Monna Monica! Quante gliene faceva passare a suo marito, Menico il piastrellista! Ora una gliela cantava, un'altra gliela suonava, ancora una gliela cantava e suonava insieme.
Menico, ch'era uomo impastato di santo, socchiudeva gli occhi e, nelle cervella, quell'armuàr senza stipi ch'era diventata si mutava nella carusa bella e sanguta d'un tempo, le di lei gracchie in cip cip di canarii.
Allora faceva conto di stirarsi la faccia con le dita e, guardandola a traverso i fumi della pipa, le sorrideva.
Ahi Maria!
Con la Monna non la passava liscia manco Signuruzzu: tanto le acchianava il sangue a vedergli stampata quella faccia di bumma, che poco ci mancava gliela sbattesse muri muri per il tramite del collo.
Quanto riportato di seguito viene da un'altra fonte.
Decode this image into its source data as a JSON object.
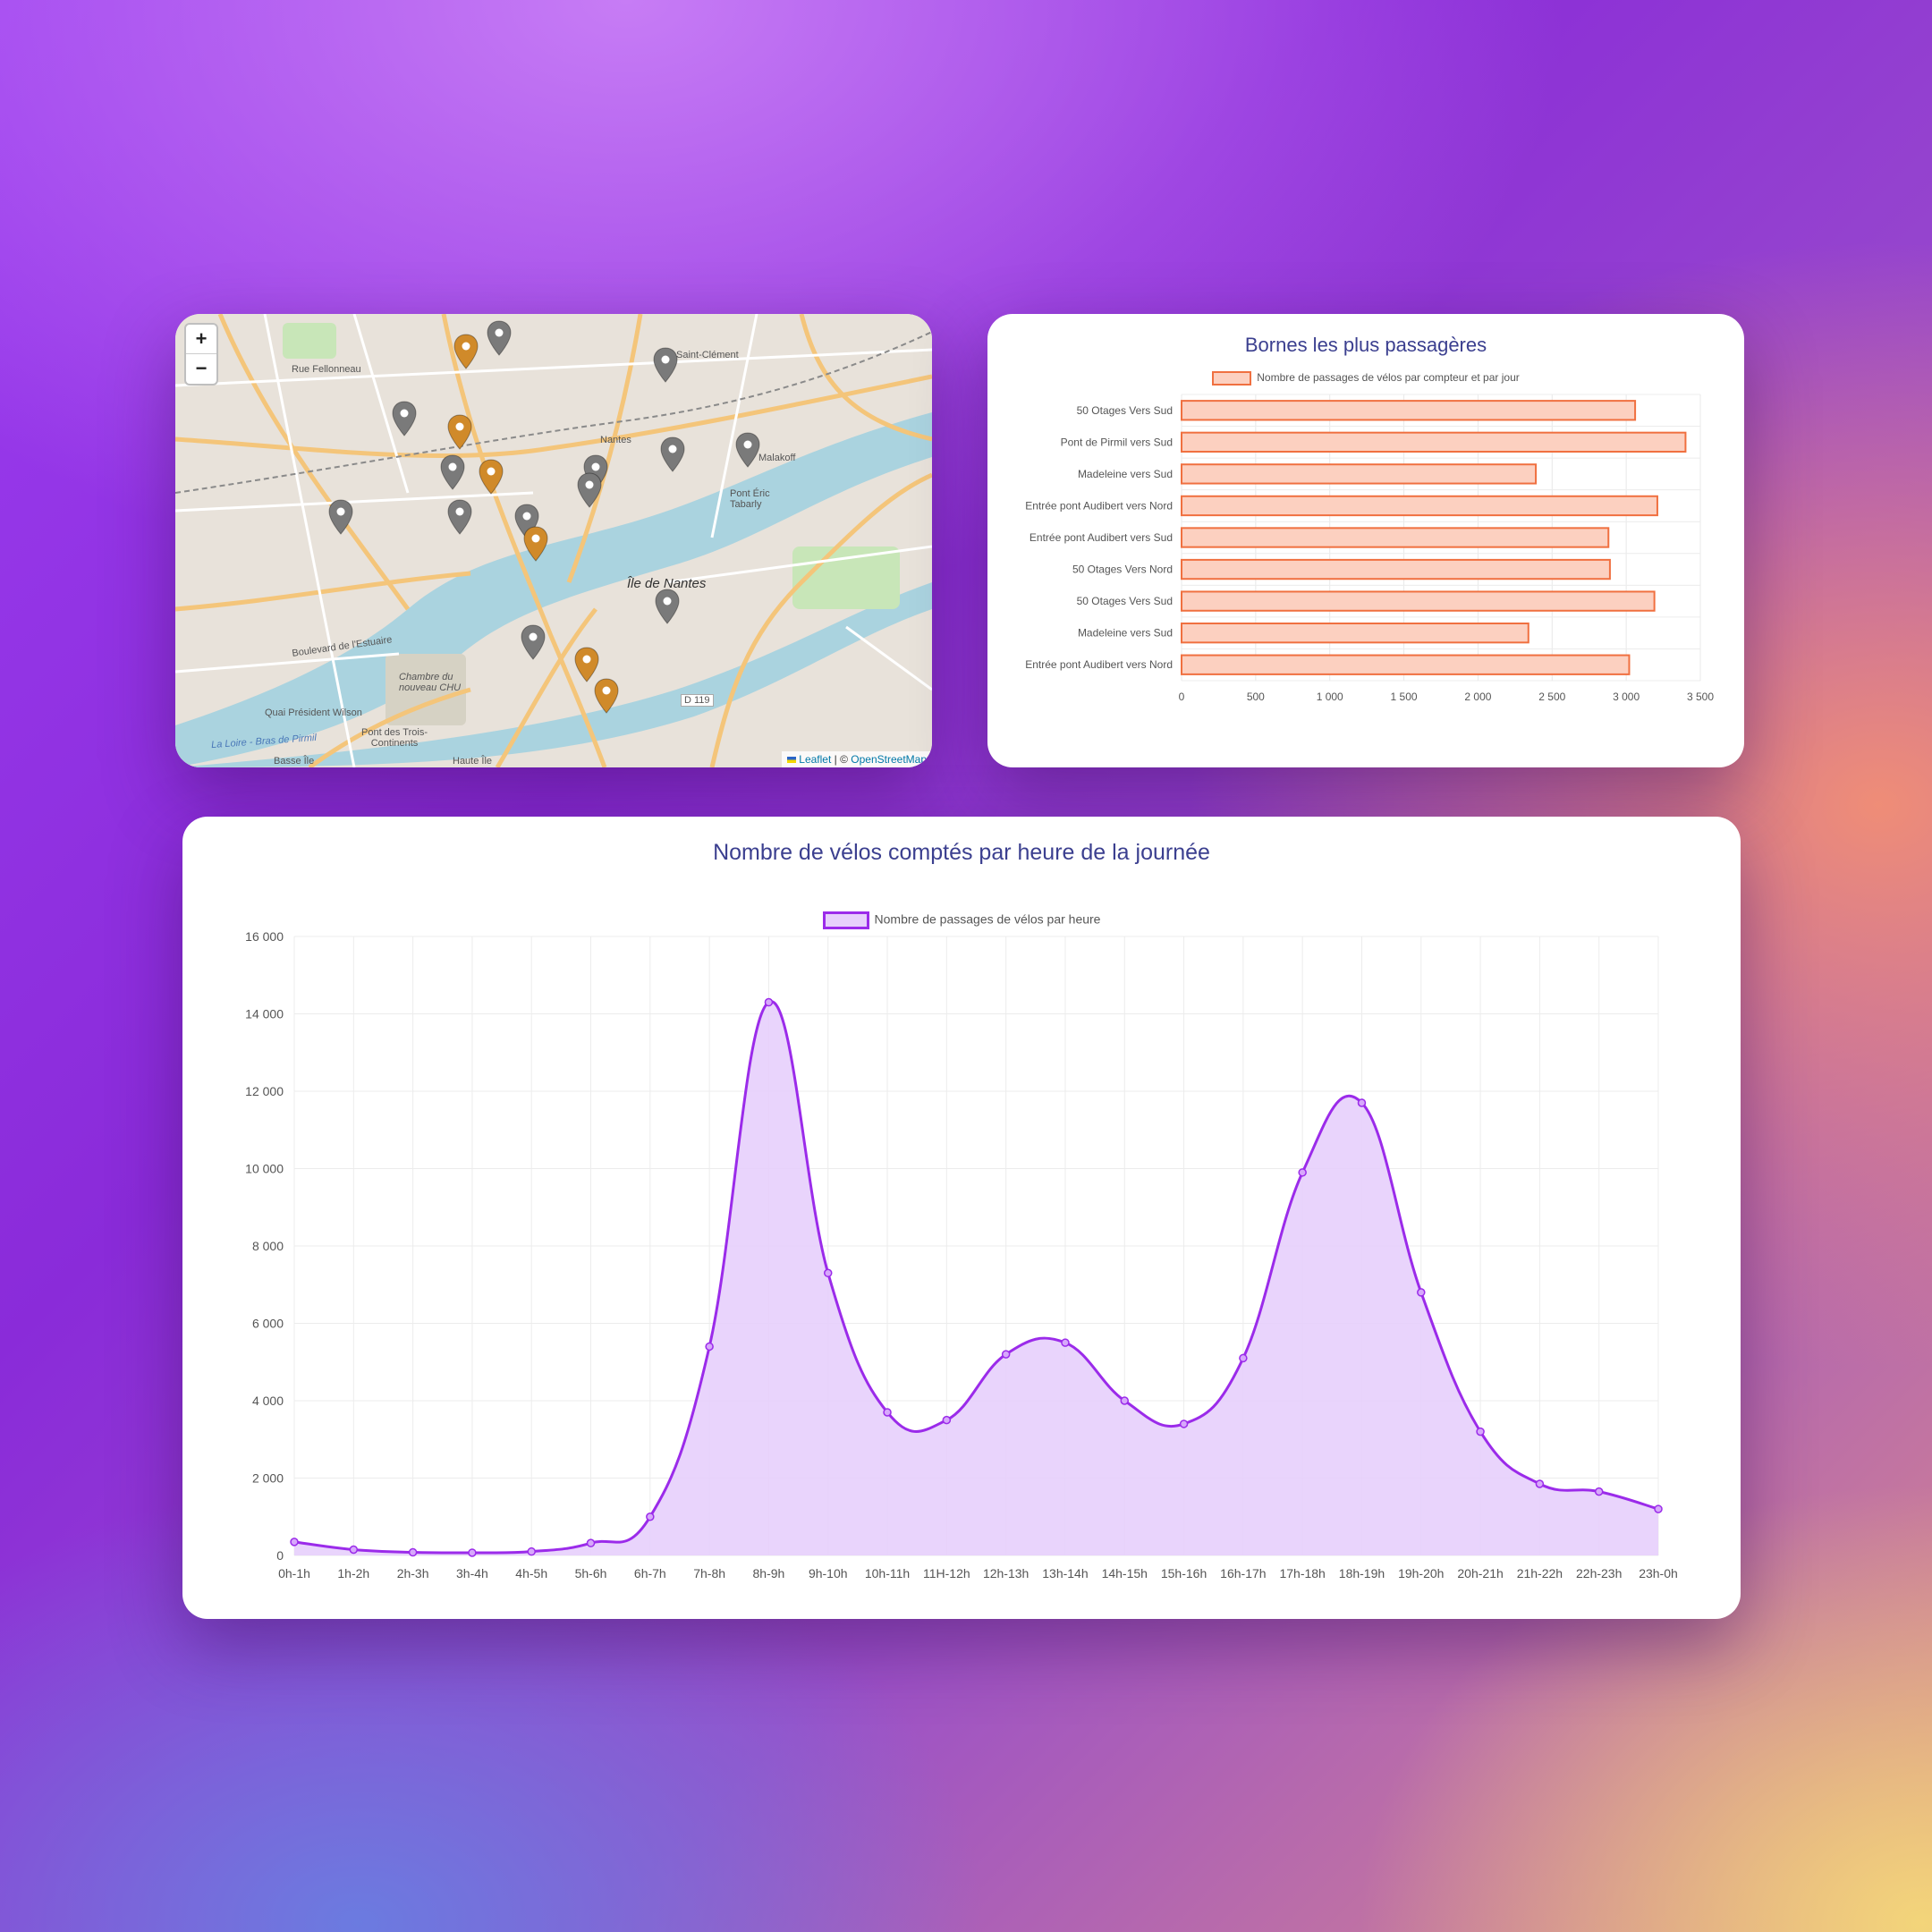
{
  "map": {
    "zoom_in": "+",
    "zoom_out": "−",
    "attribution_leaflet": "Leaflet",
    "attribution_sep": " | © ",
    "attribution_osm": "OpenStreetMap",
    "labels": {
      "saint_clement": "Saint-Clément",
      "nantes": "Nantes",
      "malakoff": "Malakoff",
      "ile_de_nantes": "Île de Nantes",
      "pont_eric_tabarly": "Pont Éric Tabarly",
      "boulevard_estuaire": "Boulevard de l'Estuaire",
      "quai_president_wilson": "Quai Président Wilson",
      "pont_trois_continents": "Pont des Trois-Continents",
      "d119": "D 119",
      "basse_ile": "Basse Île",
      "haute_ile": "Haute Île",
      "rue_fellonneau": "Rue Fellonneau",
      "la_loire": "La Loire - Bras de Pirmil",
      "chambre_nouveau_chu": "Chambre du nouveau CHU"
    },
    "marker_colors": {
      "orange": "#d08a2a",
      "gray": "#7a7a7a"
    }
  },
  "bar_chart": {
    "chart_data": {
      "type": "bar",
      "orientation": "horizontal",
      "title": "Bornes les plus passagères",
      "categories": [
        "50 Otages Vers Sud",
        "Pont de Pirmil vers Sud",
        "Madeleine vers Sud",
        "Entrée pont Audibert vers Nord",
        "Entrée pont Audibert vers Sud",
        "50 Otages Vers Nord",
        "50 Otages Vers Sud",
        "Madeleine vers Sud",
        "Entrée pont Audibert vers Nord"
      ],
      "series": [
        {
          "name": "Nombre de passages de vélos par compteur et par jour",
          "values": [
            3060,
            3400,
            2390,
            3210,
            2880,
            2890,
            3190,
            2340,
            3020
          ]
        }
      ],
      "xlim": [
        0,
        3500
      ],
      "xticks": [
        "0",
        "500",
        "1 000",
        "1 500",
        "2 000",
        "2 500",
        "3 000",
        "3 500"
      ],
      "grid": true,
      "legend": "top"
    },
    "colors": {
      "fill": "#fcd0c0",
      "stroke": "#f07040"
    }
  },
  "line_chart": {
    "chart_data": {
      "type": "area",
      "title": "Nombre de vélos comptés par heure de la journée",
      "categories": [
        "0h-1h",
        "1h-2h",
        "2h-3h",
        "3h-4h",
        "4h-5h",
        "5h-6h",
        "6h-7h",
        "7h-8h",
        "8h-9h",
        "9h-10h",
        "10h-11h",
        "11H-12h",
        "12h-13h",
        "13h-14h",
        "14h-15h",
        "15h-16h",
        "16h-17h",
        "17h-18h",
        "18h-19h",
        "19h-20h",
        "20h-21h",
        "21h-22h",
        "22h-23h",
        "23h-0h"
      ],
      "series": [
        {
          "name": "Nombre de passages de vélos par heure",
          "values": [
            350,
            150,
            80,
            70,
            100,
            320,
            1000,
            5400,
            14300,
            7300,
            3700,
            3500,
            5200,
            5500,
            4000,
            3400,
            5100,
            9900,
            11700,
            6800,
            3200,
            1850,
            1650,
            1200
          ]
        }
      ],
      "ylim": [
        0,
        16000
      ],
      "yticks": [
        "0",
        "2 000",
        "4 000",
        "6 000",
        "8 000",
        "10 000",
        "12 000",
        "14 000",
        "16 000"
      ],
      "grid": true,
      "legend": "top"
    },
    "colors": {
      "fill": "#e7cffc",
      "stroke": "#9b2bea"
    }
  }
}
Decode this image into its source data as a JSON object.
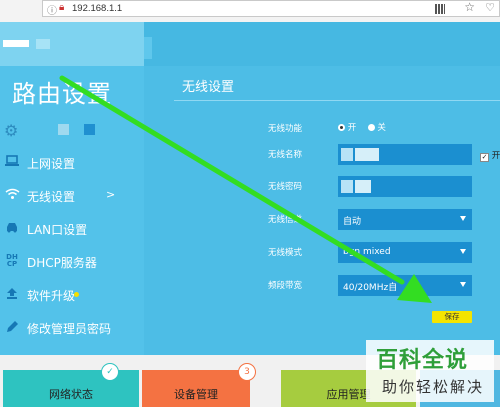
{
  "browser": {
    "url": "192.168.1.1",
    "icons": [
      "info-icon",
      "insecure-lock-icon",
      "qr-code-icon",
      "star-icon",
      "heart-icon"
    ]
  },
  "sidebar": {
    "title": "路由设置",
    "items": [
      {
        "label": "上网设置",
        "icon": "computer-icon"
      },
      {
        "label": "无线设置",
        "icon": "wifi-icon",
        "arrow": ">"
      },
      {
        "label": "LAN口设置",
        "icon": "car-icon"
      },
      {
        "label": "DHCP服务器",
        "icon": "dhcp-icon",
        "icon_text": "DH CP"
      },
      {
        "label": "软件升级",
        "icon": "upload-icon"
      },
      {
        "label": "修改管理员密码",
        "icon": "pencil-icon"
      }
    ]
  },
  "main": {
    "section_title": "无线设置",
    "rows": [
      {
        "label": "无线功能",
        "radio_on": "开",
        "radio_off": "关"
      },
      {
        "label": "无线名称",
        "checkbox_label": "开"
      },
      {
        "label": "无线密码"
      },
      {
        "label": "无线信道",
        "value": "自动"
      },
      {
        "label": "无线模式",
        "value": "bgn mixed"
      },
      {
        "label": "频段带宽",
        "value": "40/20MHz自"
      }
    ],
    "save_label": "保存"
  },
  "bottom_nav": [
    {
      "label": "网络状态",
      "badge": "✓"
    },
    {
      "label": "设备管理",
      "badge": "3"
    },
    {
      "label": "应用管理"
    }
  ],
  "watermark": {
    "main": "百科全说",
    "sub": "助你轻松解决"
  },
  "colors": {
    "app_bg": "#4dbde6",
    "field_bg": "#1b8fd0",
    "save_button": "#f4e400",
    "tile_network": "#2ec3c0",
    "tile_devices": "#f47242",
    "tile_apps": "#a6cc3f",
    "annotation_arrow": "#33dd22"
  }
}
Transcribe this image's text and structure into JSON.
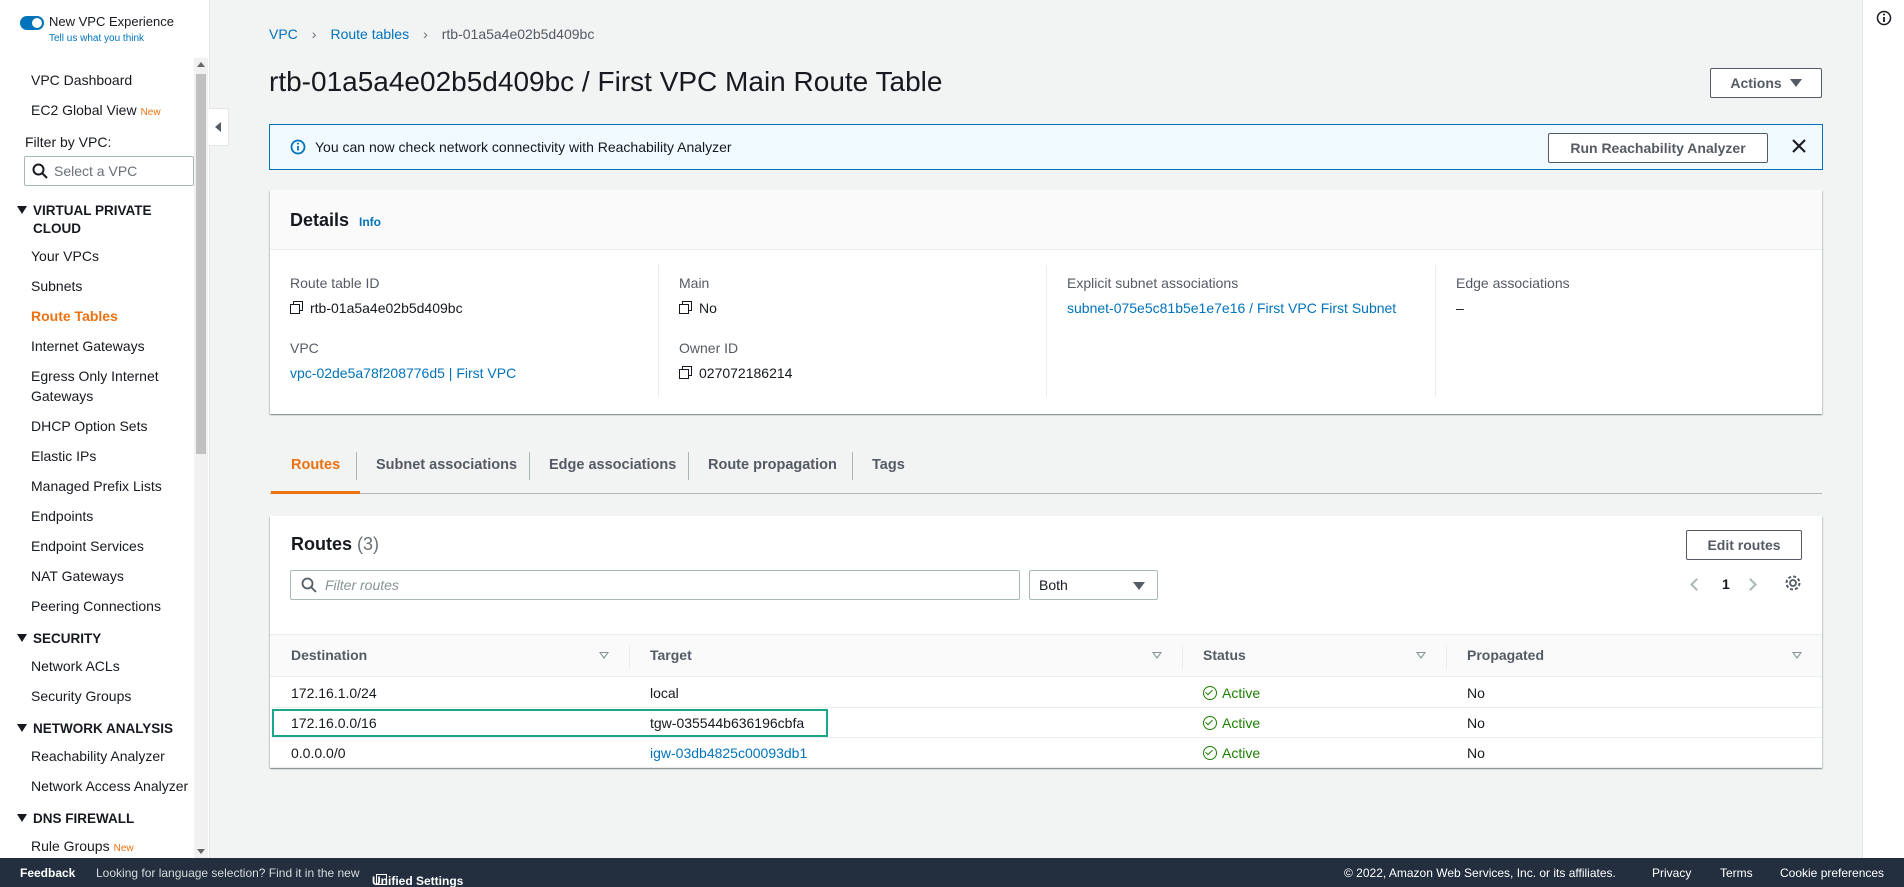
{
  "sidebar": {
    "toggle_label": "New VPC Experience",
    "toggle_sub": "Tell us what you think",
    "top_items": [
      {
        "label": "VPC Dashboard",
        "badge": ""
      },
      {
        "label": "EC2 Global View",
        "badge": "New"
      }
    ],
    "filter_label": "Filter by VPC:",
    "filter_placeholder": "Select a VPC",
    "sections": [
      {
        "title": "VIRTUAL PRIVATE CLOUD",
        "items": [
          "Your VPCs",
          "Subnets",
          "Route Tables",
          "Internet Gateways",
          "Egress Only Internet Gateways",
          "DHCP Option Sets",
          "Elastic IPs",
          "Managed Prefix Lists",
          "Endpoints",
          "Endpoint Services",
          "NAT Gateways",
          "Peering Connections"
        ]
      },
      {
        "title": "SECURITY",
        "items": [
          "Network ACLs",
          "Security Groups"
        ]
      },
      {
        "title": "NETWORK ANALYSIS",
        "items": [
          "Reachability Analyzer",
          "Network Access Analyzer"
        ]
      },
      {
        "title": "DNS FIREWALL",
        "items": [
          "Rule Groups"
        ]
      }
    ],
    "active_item": "Route Tables",
    "rule_groups_badge": "New"
  },
  "breadcrumb": [
    "VPC",
    "Route tables",
    "rtb-01a5a4e02b5d409bc"
  ],
  "page_title": "rtb-01a5a4e02b5d409bc / First VPC Main Route Table",
  "actions_label": "Actions",
  "flash": {
    "message": "You can now check network connectivity with Reachability Analyzer",
    "button": "Run Reachability Analyzer"
  },
  "details": {
    "title": "Details",
    "info": "Info",
    "route_table_id_label": "Route table ID",
    "route_table_id": "rtb-01a5a4e02b5d409bc",
    "vpc_label": "VPC",
    "vpc": "vpc-02de5a78f208776d5 | First VPC",
    "main_label": "Main",
    "main": "No",
    "owner_label": "Owner ID",
    "owner": "027072186214",
    "explicit_label": "Explicit subnet associations",
    "explicit": "subnet-075e5c81b5e1e7e16 / First VPC First Subnet",
    "edge_label": "Edge associations",
    "edge": "–"
  },
  "tabs": [
    "Routes",
    "Subnet associations",
    "Edge associations",
    "Route propagation",
    "Tags"
  ],
  "routes": {
    "title": "Routes",
    "count": "(3)",
    "edit_label": "Edit routes",
    "filter_placeholder": "Filter routes",
    "select_value": "Both",
    "page": "1",
    "columns": [
      "Destination",
      "Target",
      "Status",
      "Propagated"
    ],
    "rows": [
      {
        "destination": "172.16.1.0/24",
        "target": "local",
        "target_link": false,
        "status": "Active",
        "propagated": "No"
      },
      {
        "destination": "172.16.0.0/16",
        "target": "tgw-035544b636196cbfa",
        "target_link": false,
        "status": "Active",
        "propagated": "No"
      },
      {
        "destination": "0.0.0.0/0",
        "target": "igw-03db4825c00093db1",
        "target_link": true,
        "status": "Active",
        "propagated": "No"
      }
    ]
  },
  "footer": {
    "feedback": "Feedback",
    "lang": "Looking for language selection? Find it in the new",
    "unified": "Unified Settings",
    "copyright": "© 2022, Amazon Web Services, Inc. or its affiliates.",
    "privacy": "Privacy",
    "terms": "Terms",
    "cookies": "Cookie preferences"
  },
  "colors": {
    "accent": "#ec7211",
    "link": "#0073bb",
    "success": "#1d8102",
    "highlight": "#1aa68a",
    "footer": "#232f3e"
  }
}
A levare occasione, Menico si raccoglieva i barattoli e sortiva per il Circolo di Vuccirìa.
Proprio qui, una sera, lesse la notizia che lo arrivoltò una notte sana risvegliandolo col cuore sghimbescio e una solida certezza ficcata tra le spalle: il sole morirà.
Dal barone Trabia, quella mattina, dovette rifare il lavoro due volte: le piastrelle gli si staccarono per la caucina troppo liquida, il muro venne gonfio che pareva pregno.
Al sant'uomo gli tremavano le mani, tanto che alla terza cazzuola sconocchiata per terra il barone lo pigliò e gli disse: "Menicu, chi fù? Hai a frevi? Caudu si. Suli forti pigghiasti?".
"Baruni, u suli c'entra ma no pi comu pensa lei", e gli contò paro paro il fatto.
Tornando a casa guardava il cielo: era impressione o davvero uno squarcio, come una rasoiata, lo traversava da una nube all'altra?
Ora pareva sul serio pigliato dalla febbre: il sangue gli squassava le vene, la testa gli firriava, le orecchie facevano ron ron.
Tanto ron ron che, quando Monna Monica riattaccò tiritera, Menico non potè sentir più il cip cip dei canarii.